Warm spring weather makes me want to pop my home-started seedlings into the ground immediately. But I know better. It's best to wait until the ground warms and the temperatures are consistently above freezing before I start transplanting my tomatoes, peppers and eggplants. If you're growing transplants of cool season veggies, such as lettuce, Swiss chard and kale, plant these outdoors two weeks before your last expected frost date. For warm season crops, wait until after that date.
But what do you do if your seedlings have outgrown their seedling pots? The solution is to transplant them into a pot one size larger. This will enable your home grown beauties to put on more roots, become more robust, and not get stressed. Try using the 4-inch sized VELCRO® Brand Peel Away™ Seedling Pots. These pots give your young seedlings more room to grow and the roots are naturally air-pruned so the plant doesn't get root bound.
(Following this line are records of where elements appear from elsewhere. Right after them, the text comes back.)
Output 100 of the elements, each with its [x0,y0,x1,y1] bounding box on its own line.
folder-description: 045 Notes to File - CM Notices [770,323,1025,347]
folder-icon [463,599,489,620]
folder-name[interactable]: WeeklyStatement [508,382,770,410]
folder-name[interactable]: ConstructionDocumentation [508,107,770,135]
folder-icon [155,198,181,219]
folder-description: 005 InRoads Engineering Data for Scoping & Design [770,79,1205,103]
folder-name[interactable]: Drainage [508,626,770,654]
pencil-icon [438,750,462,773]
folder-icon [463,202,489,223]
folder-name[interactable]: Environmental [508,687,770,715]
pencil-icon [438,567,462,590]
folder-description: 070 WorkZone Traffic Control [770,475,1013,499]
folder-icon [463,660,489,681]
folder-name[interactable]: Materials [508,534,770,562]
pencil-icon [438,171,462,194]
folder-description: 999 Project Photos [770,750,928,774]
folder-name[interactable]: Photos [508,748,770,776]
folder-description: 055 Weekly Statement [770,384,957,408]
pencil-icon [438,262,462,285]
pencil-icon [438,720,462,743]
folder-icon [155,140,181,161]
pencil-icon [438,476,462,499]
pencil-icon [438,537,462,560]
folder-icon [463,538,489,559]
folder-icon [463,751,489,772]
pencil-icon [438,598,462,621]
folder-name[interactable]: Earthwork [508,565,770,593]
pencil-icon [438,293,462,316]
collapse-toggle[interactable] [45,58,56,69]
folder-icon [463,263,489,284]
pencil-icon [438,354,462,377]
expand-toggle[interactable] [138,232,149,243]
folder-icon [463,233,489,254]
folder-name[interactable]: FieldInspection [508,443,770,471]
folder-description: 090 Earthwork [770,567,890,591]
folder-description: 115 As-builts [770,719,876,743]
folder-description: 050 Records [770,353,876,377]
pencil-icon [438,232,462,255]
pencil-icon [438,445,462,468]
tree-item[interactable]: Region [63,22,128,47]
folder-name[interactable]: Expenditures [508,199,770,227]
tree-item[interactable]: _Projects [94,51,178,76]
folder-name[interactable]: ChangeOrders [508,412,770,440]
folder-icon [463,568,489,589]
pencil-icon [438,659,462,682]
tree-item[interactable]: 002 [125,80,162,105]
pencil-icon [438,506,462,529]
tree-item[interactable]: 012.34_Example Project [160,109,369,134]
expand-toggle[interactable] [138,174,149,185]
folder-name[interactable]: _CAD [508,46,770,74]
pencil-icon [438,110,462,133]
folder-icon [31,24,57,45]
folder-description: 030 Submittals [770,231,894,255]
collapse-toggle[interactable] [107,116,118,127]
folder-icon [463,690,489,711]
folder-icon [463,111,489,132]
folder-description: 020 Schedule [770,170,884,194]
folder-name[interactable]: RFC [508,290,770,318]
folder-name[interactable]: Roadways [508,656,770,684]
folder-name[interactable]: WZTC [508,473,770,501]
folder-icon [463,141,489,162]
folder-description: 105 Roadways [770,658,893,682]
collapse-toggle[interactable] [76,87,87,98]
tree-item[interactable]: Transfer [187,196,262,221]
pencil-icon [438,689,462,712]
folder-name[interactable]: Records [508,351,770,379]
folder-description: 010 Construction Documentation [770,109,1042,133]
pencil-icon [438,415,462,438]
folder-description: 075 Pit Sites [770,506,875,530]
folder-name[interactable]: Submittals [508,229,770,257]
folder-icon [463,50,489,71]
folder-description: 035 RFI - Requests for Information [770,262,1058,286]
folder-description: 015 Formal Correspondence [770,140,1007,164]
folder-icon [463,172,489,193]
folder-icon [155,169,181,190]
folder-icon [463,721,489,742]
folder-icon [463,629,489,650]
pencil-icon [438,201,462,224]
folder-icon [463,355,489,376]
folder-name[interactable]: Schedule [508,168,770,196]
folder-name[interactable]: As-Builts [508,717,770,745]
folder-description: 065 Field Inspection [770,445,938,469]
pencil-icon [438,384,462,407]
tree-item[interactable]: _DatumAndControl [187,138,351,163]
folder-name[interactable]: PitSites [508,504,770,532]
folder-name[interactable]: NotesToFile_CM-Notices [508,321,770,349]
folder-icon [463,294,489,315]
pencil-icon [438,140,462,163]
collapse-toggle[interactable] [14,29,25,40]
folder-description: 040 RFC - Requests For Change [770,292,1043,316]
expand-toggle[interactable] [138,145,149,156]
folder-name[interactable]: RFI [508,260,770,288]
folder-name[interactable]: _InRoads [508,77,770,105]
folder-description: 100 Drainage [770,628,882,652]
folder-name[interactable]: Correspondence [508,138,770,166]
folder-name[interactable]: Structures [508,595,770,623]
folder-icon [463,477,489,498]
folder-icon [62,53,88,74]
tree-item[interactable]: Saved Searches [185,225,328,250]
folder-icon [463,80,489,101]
Also, with the peel away sides, you won't damage the roots when it's time to transplant them into the soil.
When transplanting home grown or even store bought plants it's best to harden off your seedlings first. You can use a cold frame to gradually get them used to the outdoor conditions or just place them on a deck or patio. Here's how.
- On day one move your transplants outdoors to a protected spot with morning sun for a few hours. Keep them well watered and out of the wind. Then bring them back indoors into a sunny window.
- Each day thereafter, gradually extend the amount of time you keep the seedlings outdoors.
- By the end of the week leave the transplants outside overnight. They will be used to the wind and sun and can be transplanted without any risk of transplant shock.